Le profilage des déplacements à l'aide de porte-clés physiques : L'équipe Luca propose des porte-clés physiques sur lesquels sont imprimés des QR codes. L'objectif est de permettre aux personnes qui n'ont pas de smartphone d'être incluses dans la recherche numérique des cas contacts de l’application. Toutefois, un groupe d'experts en informatique a souligné que des personnes non autorisées pourraient utiliser ces porte-clés physiques pour reconstituer les profils de déplacement de certains utilisateurs. Étant donné que, contrairement aux QR codes numériques de Luca, les QR codes physiques restent les mêmes, il suffit d'en prendre une photo pour retrouver tous les enregistrements des 30 derniers jours.

Injection de code via des fichiers CSV : En mai 2021, une autre faille été exposée. Celle-ci permettait aux hackerss d'injecter des logiciels malveillants dans les systèmes informatiques de santé. L'équipe de l’application Luca n'avait pas réussi à désactiver l'utilisation de caractères spéciaux dans ses formulaires d'enregistrement des noms. Cela permettait aux utilisateurs de programmer des codes dans les fichiers CSV. En ouvrant ces fichiers CSV avec Microsoft Excel, les services de santé pouvaient voir les informations de contact supprimées ou extraites du système du service de santé. Des ransomwares pouvaient aussi être installés. L'Office fédéral allemand de la sécurité de l'information (BSI) a confirmé cette faille dans une déclaration publique et a tenu l'équipe de Luca pour responsable.
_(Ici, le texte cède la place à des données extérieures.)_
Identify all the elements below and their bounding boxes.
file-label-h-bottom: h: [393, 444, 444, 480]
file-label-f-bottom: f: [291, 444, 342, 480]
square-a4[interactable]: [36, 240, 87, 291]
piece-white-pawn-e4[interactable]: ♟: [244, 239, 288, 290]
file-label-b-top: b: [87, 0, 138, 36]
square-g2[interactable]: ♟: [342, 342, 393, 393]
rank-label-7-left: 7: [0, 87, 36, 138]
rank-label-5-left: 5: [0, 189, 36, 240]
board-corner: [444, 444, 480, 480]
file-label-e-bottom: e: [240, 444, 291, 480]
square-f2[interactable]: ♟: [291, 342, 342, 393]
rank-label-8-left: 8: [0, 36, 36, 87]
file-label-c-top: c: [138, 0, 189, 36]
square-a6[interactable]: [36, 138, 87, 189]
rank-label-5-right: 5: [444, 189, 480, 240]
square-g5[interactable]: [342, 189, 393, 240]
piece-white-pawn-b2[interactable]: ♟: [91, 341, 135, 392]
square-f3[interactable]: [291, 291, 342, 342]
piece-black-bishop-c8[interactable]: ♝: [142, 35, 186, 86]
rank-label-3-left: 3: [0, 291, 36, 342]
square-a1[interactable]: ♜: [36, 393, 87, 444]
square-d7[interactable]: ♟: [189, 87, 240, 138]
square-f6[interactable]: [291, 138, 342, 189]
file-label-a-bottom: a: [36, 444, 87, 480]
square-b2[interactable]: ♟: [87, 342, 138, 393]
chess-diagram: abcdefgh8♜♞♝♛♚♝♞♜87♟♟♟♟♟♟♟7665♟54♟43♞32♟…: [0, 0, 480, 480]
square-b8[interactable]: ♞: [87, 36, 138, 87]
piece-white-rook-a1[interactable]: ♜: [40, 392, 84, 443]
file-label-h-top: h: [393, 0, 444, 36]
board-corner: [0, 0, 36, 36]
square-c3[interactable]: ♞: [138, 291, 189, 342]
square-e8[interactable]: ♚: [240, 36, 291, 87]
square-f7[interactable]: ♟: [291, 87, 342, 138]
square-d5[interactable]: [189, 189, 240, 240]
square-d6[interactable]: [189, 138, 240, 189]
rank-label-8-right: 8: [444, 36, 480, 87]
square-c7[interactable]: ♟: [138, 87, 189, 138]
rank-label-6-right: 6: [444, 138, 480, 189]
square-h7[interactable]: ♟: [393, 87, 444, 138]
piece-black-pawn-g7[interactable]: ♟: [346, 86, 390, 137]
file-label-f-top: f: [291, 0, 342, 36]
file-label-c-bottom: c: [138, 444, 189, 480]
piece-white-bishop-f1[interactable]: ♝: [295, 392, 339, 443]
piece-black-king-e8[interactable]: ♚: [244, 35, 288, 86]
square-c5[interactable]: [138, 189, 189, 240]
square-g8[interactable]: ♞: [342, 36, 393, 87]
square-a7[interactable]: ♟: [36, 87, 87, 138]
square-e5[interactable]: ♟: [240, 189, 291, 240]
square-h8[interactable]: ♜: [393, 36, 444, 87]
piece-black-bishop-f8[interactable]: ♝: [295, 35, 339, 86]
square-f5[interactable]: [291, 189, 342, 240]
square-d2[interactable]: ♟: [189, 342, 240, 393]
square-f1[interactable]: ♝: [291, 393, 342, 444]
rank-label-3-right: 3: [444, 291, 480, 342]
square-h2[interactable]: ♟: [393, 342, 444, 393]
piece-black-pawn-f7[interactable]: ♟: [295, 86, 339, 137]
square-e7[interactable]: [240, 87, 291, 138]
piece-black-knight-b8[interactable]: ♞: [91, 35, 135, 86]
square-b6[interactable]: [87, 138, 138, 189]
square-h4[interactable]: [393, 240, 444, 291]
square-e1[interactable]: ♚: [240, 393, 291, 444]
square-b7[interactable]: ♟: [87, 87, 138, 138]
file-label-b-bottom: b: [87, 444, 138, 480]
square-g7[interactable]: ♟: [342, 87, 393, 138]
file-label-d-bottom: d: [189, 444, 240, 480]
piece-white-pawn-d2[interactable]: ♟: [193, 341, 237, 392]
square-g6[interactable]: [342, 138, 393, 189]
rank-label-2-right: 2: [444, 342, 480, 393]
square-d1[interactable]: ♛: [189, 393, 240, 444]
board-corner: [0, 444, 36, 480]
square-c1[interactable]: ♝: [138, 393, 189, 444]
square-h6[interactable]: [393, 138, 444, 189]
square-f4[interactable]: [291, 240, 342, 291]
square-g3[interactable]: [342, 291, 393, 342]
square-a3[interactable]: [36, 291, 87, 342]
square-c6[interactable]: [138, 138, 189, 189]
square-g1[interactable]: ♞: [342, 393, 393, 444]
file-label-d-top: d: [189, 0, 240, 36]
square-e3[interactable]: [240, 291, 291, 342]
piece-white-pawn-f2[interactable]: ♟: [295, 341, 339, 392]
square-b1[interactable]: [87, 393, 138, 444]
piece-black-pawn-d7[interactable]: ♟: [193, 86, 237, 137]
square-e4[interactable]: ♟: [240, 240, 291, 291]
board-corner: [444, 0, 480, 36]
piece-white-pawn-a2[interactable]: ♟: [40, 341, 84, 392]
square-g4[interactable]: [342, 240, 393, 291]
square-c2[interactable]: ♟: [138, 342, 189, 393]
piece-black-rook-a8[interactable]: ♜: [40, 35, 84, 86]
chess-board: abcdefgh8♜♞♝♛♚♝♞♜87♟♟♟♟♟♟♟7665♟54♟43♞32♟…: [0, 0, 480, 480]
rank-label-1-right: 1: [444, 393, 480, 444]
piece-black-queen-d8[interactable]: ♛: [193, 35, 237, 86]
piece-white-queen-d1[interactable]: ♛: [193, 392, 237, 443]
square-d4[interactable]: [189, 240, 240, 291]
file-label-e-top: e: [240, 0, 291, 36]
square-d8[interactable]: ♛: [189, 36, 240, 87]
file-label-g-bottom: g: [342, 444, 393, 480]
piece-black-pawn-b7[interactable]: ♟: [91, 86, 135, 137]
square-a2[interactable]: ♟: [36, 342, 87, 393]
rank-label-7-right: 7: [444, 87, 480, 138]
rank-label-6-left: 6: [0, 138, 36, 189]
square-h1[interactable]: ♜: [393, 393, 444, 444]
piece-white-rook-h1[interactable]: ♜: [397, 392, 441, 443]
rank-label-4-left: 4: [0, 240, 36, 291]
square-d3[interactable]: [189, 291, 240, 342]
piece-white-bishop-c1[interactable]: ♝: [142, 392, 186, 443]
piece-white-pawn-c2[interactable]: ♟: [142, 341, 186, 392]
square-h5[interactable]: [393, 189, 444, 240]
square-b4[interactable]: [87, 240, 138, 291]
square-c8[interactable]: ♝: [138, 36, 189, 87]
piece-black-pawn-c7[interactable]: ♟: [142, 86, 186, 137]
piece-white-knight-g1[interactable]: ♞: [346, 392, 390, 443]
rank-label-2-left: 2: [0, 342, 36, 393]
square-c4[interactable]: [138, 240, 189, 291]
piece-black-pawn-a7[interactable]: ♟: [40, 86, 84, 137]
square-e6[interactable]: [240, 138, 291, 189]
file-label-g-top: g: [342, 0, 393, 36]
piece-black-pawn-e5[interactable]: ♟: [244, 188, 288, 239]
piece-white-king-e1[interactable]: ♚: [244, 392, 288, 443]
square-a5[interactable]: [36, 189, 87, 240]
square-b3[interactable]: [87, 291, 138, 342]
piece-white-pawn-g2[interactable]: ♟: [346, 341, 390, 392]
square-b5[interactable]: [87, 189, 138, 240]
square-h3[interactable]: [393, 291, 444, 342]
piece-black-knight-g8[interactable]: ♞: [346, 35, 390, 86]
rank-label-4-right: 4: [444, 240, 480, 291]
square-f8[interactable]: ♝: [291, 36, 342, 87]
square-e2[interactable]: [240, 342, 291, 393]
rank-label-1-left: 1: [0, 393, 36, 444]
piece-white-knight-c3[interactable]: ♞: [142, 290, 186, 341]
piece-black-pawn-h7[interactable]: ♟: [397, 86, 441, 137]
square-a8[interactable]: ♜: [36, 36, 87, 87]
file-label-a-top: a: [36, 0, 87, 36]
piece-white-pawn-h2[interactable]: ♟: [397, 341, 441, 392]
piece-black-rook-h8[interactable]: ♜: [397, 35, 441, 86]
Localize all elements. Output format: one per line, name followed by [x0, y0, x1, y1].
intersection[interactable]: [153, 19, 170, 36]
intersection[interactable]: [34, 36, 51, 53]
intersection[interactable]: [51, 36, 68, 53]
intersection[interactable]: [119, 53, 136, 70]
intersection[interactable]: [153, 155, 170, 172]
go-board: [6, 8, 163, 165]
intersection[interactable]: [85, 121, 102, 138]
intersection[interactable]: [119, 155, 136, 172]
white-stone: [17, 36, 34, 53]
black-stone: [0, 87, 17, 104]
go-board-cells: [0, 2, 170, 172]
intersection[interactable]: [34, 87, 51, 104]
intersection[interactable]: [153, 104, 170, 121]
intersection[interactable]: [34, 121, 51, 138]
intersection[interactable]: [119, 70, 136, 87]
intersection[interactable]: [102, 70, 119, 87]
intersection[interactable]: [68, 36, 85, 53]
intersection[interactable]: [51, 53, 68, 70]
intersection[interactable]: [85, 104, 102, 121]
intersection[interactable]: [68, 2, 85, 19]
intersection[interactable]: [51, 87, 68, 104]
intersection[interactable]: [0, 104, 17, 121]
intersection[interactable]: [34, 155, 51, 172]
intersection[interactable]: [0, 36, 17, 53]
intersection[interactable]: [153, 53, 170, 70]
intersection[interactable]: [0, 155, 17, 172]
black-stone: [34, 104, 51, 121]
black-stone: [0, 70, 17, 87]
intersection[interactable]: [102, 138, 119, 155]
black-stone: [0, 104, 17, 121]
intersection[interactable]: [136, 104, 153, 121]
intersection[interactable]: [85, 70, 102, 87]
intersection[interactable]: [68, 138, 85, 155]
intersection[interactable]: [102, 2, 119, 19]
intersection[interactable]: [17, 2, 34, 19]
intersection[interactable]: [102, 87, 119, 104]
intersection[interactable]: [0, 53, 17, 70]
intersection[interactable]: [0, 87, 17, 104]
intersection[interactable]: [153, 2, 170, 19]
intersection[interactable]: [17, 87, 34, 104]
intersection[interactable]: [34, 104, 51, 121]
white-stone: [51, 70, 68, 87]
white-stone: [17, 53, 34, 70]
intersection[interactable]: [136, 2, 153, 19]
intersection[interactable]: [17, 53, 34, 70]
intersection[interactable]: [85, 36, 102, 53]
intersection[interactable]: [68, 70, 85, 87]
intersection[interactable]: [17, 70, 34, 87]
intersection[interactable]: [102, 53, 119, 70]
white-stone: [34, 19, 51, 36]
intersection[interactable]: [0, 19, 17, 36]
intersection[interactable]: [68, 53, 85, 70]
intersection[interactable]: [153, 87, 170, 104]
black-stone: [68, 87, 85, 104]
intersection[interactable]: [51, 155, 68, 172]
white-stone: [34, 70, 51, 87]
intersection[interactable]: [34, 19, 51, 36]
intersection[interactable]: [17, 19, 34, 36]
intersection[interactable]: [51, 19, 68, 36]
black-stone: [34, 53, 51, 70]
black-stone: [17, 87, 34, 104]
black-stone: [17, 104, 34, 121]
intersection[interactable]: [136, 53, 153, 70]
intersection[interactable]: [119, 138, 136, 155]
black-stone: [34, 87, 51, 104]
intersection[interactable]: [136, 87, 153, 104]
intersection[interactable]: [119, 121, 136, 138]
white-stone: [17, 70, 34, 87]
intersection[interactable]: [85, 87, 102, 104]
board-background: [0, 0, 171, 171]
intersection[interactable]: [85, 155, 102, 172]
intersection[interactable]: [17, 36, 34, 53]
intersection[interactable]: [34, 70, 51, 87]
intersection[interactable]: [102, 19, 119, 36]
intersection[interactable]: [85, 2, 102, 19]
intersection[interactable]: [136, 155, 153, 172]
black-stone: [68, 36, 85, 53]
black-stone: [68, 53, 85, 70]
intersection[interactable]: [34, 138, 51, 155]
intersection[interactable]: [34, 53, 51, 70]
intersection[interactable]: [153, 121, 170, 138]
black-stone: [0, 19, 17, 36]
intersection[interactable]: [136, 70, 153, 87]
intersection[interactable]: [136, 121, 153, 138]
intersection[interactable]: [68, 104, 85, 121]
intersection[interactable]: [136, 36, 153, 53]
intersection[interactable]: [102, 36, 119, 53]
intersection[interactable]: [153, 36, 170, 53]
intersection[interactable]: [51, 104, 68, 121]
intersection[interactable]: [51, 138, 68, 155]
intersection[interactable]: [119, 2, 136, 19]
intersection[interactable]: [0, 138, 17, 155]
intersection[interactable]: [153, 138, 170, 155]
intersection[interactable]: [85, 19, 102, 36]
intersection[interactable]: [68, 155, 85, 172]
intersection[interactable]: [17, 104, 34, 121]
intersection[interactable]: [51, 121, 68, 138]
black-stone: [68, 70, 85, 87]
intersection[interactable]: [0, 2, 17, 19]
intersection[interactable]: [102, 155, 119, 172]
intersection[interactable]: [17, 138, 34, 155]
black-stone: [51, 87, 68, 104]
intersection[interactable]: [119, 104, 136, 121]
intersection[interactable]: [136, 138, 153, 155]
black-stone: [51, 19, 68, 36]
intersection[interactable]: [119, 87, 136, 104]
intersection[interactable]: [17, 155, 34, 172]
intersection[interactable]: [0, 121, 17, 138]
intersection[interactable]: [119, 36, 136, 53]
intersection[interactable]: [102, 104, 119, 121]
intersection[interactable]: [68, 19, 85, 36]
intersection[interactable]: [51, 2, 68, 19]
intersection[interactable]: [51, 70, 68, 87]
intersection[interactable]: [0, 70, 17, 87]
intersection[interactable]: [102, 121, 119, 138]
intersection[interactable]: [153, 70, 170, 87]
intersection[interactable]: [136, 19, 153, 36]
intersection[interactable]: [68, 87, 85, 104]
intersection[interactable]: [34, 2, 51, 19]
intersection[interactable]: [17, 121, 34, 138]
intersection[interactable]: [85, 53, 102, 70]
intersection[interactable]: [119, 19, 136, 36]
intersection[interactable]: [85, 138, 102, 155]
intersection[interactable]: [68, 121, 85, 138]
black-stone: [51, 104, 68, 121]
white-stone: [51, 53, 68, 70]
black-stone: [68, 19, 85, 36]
Ces problèmes de sécurité, ainsi que de nombreux autres, ont incité nombre d’experts à s'exprimer : plus de 70 chercheurs allemands de premier plan en sécurité informatique ont publié une lettre ouverte critiquant vivement Luca et mettant en garde contre son acquisition et son utilisation. Dans cette lettre, ils écrivent que Luca ne respecte aucun des quatre grands principes propres aux applications responsables en matière de recherche des cas contacts : limitation de l'objectif, transparence, caractère volontaire et évaluation des risques. Le Chaos Computer Club (CCC) a appelé à un "frein d'urgence fédéral" ("Bundesnotbremse") sur Luca.

Quel avenir pour l’application Luca ?

Depuis, les autorités sanitaires ont cessé de tracer les cas contacts, rendant l'application Luca obsolète. En réaction, l'équipe de Luca a décidé d'ajouter deux nouvelles fonctionnalités à l'application. Dans la nouvelle version de l'application, les utilisateurs pourront enregistrer leur carte d'identité sur leur smartphone et, lorsqu'ils entreront dans un restaurant ou une salle de spectacle, ils pourront la présenter en même temps que leur preuve de vaccination, ce qui devrait permettre de réduire le temps d'attente lors du contrôle. En outre, il sera bientôt possible de payer avec l'application Luca dans les restaurants, cafés et bars.